Defendant is 12th Individual to Plead Guilty Since August 2018

            WASHINGTON – Joseph Tamjong, 51, of Lanham, Maryland, pleaded guilty today to defrauding the D.C. Medicaid program out of $733,405. 

            The announcement was made by U.S. Attorney Matthew M. Graves, Wayne A. Jacobs, Special Agent in Charge of the FBI Washington Field Office’s Criminal Division, Maureen R. Dixon, Special Agent in Charge of the U.S. Department of Health and Human Services’ Office of Inspector General for the region that includes Washington, D.C., and Daniel W. Lucas, Inspector General for the District of Columbia.

            Tamjong pleaded guilty in the U.S. District  Court for the District of Columbia to health care fraud, which carries a statutory maximum penalty of 10 years in prison. Under federal sentencing guidelines, Tamjong faces a likely recommended sentence of between 27 and 33 months in prison. He has agreed to pay $733,405 in restitution and $396,155 in a forfeiture money judgment. The Honorable Christopher R. Cooper, who accepted Tamjong’s guilty plea, scheduled sentencing for March 7, 2023.

            In court documents, Tamjong admitted that between December 2014 and February 2022, he was employed as a Personal Care Aide and/or a Participant-Directed Worker to provide personal care aide services to residents of the District of Columbia who needed assistance performing activities of daily living, such as getting in and out of bed, bathing, dressing, and eating. Tamjong admitted that he submitted false timesheets that claimed he provided these personal care services when in fact he did not.

            As part of his scheme, he even caused Medicaid to be billed for approximately 3,400 hours of services that he purportedly provided when he actually was traveling internationally. On 156 separate occasions, he also caused Medicaid to be billed for 24 hours of services that he allegedly provided in one day.

            The FBI, the Department of Health and Human Services’ Office of Inspector General, the District of Columbia’s Office of the Inspector General’s Medicaid Fraud Control Unit, and the U.S. Attorney’s Office are committed to investigating and prosecuting individuals who defraud the D.C. Medicaid program.

            Tamjong is the twelfth former personal care aide since August 2018 to plead guilty to defrauding Medicaid in the U.S. District Court for the District of Columbia. Six of those aides were sentenced to 13 months in prison; a seventh and eighth were sentenced respectively to 15 months and 10 months.

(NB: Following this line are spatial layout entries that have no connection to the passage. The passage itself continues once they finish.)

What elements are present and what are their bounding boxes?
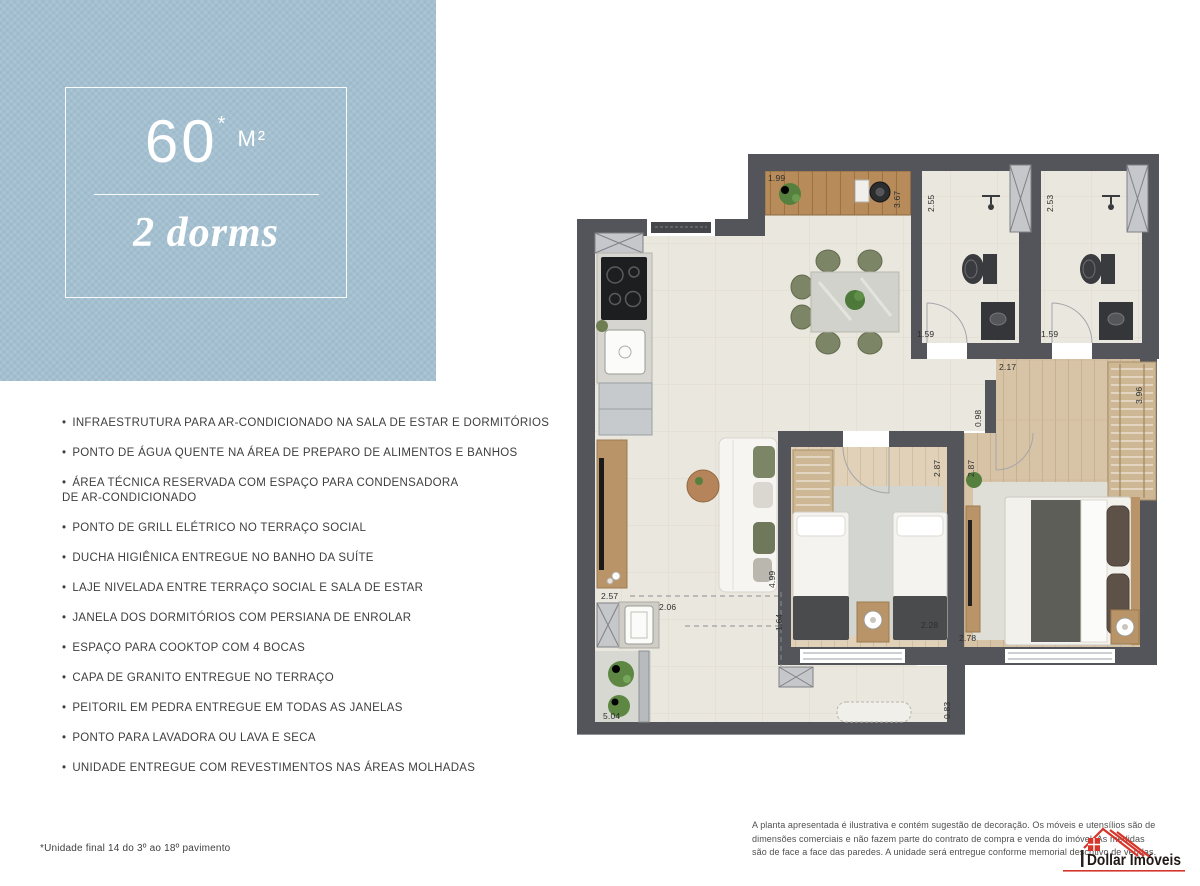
area-row: 60 * M²	[66, 112, 346, 172]
features-list: INFRAESTRUTURA PARA AR-CONDICIONADO NA S…	[62, 416, 592, 791]
feature-item: PONTO DE GRILL ELÉTRICO NO TERRAÇO SOCIA…	[62, 521, 592, 536]
dimension-label: 1.59	[1041, 329, 1058, 339]
dimension-label: 1.59	[917, 329, 934, 339]
area-unit: M²	[237, 128, 267, 150]
dimension-label: 0.83	[942, 702, 952, 719]
card-divider	[94, 194, 319, 195]
dimension-label: 2.55	[926, 195, 936, 212]
dimension-label: 1.64	[774, 614, 784, 631]
floor-plan: 1.993.672.552.531.591.592.170.983.962.87…	[575, 150, 1165, 735]
feature-item: ESPAÇO PARA COOKTOP COM 4 BOCAS	[62, 641, 592, 656]
dimension-label: 2.06	[659, 602, 676, 612]
feature-item: ÁREA TÉCNICA RESERVADA COM ESPAÇO PARA C…	[62, 476, 592, 506]
logo-underline	[1063, 870, 1185, 872]
dimension-label: 1.99	[768, 173, 785, 183]
page: 60 * M² 2 dorms INFRAESTRUTURA PARA AR-C…	[0, 0, 1200, 886]
dimension-label: 2.87	[932, 460, 942, 477]
feature-item: DUCHA HIGIÊNICA ENTREGUE NO BANHO DA SUÍ…	[62, 551, 592, 566]
dimension-label: 4.99	[767, 571, 777, 588]
feature-item: PEITORIL EM PEDRA ENTREGUE EM TODAS AS J…	[62, 701, 592, 716]
unit-card-border: 60 * M² 2 dorms	[65, 87, 347, 298]
dimension-label: 5.04	[603, 711, 620, 721]
dollar-imoveis-logo: Dollar Imóveis	[1060, 812, 1188, 882]
dimension-label: 2.53	[1045, 195, 1055, 212]
feature-item: PONTO PARA LAVADORA OU LAVA E SECA	[62, 731, 592, 746]
dimension-label: 2.87	[966, 460, 976, 477]
logo-text: Dollar Imóveis	[1087, 852, 1181, 869]
feature-item: CAPA DE GRANITO ENTREGUE NO TERRAÇO	[62, 671, 592, 686]
dimension-label: 2.57	[601, 591, 618, 601]
dimension-label: 0.98	[973, 410, 983, 427]
plan-dimension-labels: 1.993.672.552.531.591.592.170.983.962.87…	[575, 150, 1165, 735]
feature-item: LAJE NIVELADA ENTRE TERRAÇO SOCIAL E SAL…	[62, 581, 592, 596]
dimension-label: 3.96	[1134, 387, 1144, 404]
dimension-label: 2.28	[921, 620, 938, 630]
feature-item: PONTO DE ÁGUA QUENTE NA ÁREA DE PREPARO …	[62, 446, 592, 461]
feature-item: UNIDADE ENTREGUE COM REVESTIMENTOS NAS Á…	[62, 761, 592, 776]
logo-bar	[1081, 850, 1084, 867]
feature-item: INFRAESTRUTURA PARA AR-CONDICIONADO NA S…	[62, 416, 592, 431]
dimension-label: 2.78	[959, 633, 976, 643]
dimension-label: 2.17	[999, 362, 1016, 372]
logo-window-icon	[1088, 838, 1100, 851]
area-asterisk: *	[218, 114, 226, 134]
feature-item: JANELA DOS DORMITÓRIOS COM PERSIANA DE E…	[62, 611, 592, 626]
unit-card: 60 * M² 2 dorms	[0, 0, 436, 381]
dimension-label: 3.67	[892, 191, 902, 208]
footnote: *Unidade final 14 do 3º ao 18º pavimento	[40, 843, 230, 854]
area-value: 60	[145, 112, 218, 172]
dorms-label: 2 dorms	[66, 209, 346, 257]
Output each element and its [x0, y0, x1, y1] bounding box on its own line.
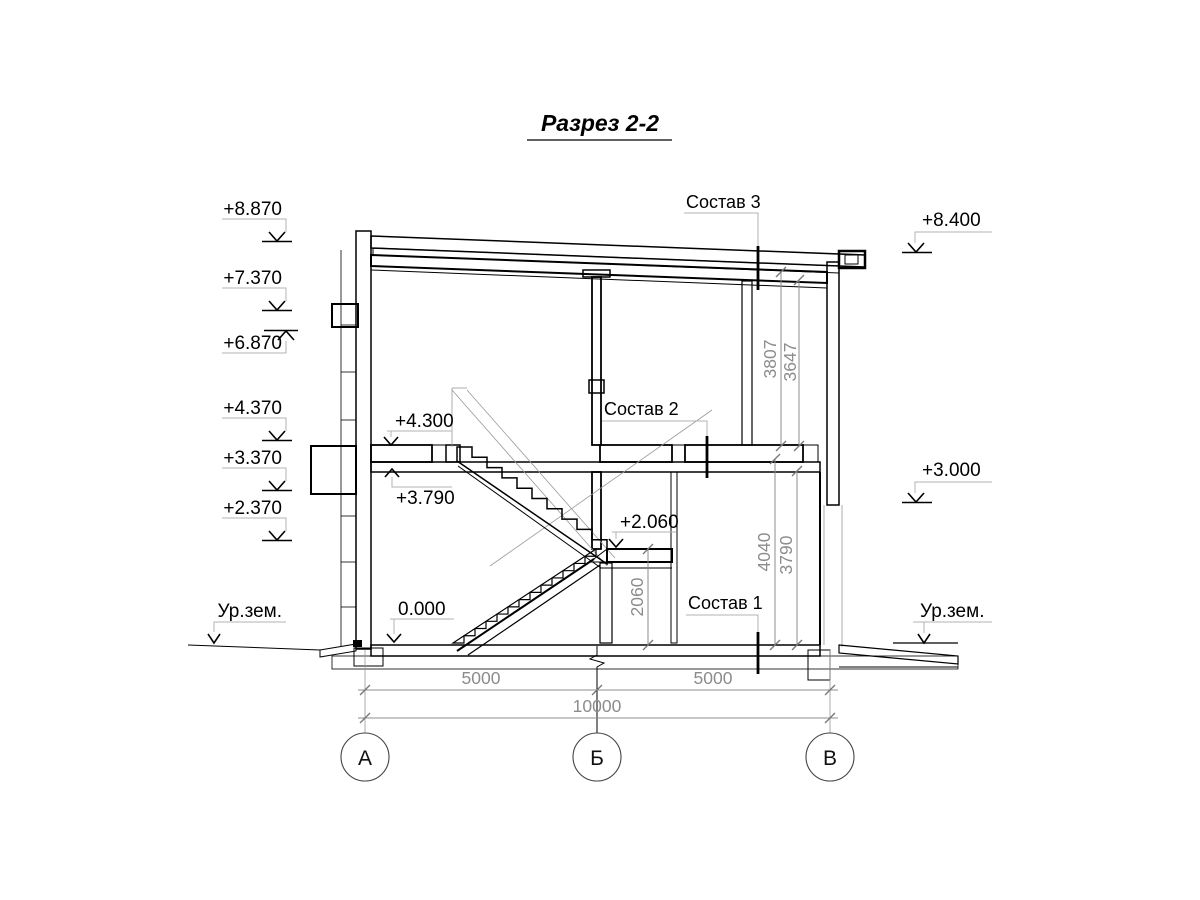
mark-shelf: [913, 622, 992, 633]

            The government urges the public to provide tips and assistance to stop health care fraud. If you have information about individuals committing health care fraud, please call the Department of Health and Human Services’ Office of Inspector General hotline at (800) HHSTIPS [(800) 447-8477] or the D.C. Office of the Inspector General at (800) 724-TIPS [(800) 274-8477].

            This case is being prosecuted by Assistant U.S. Attorney Kondi Kleinman with assistance from Paralegal Specialist Michon Tart.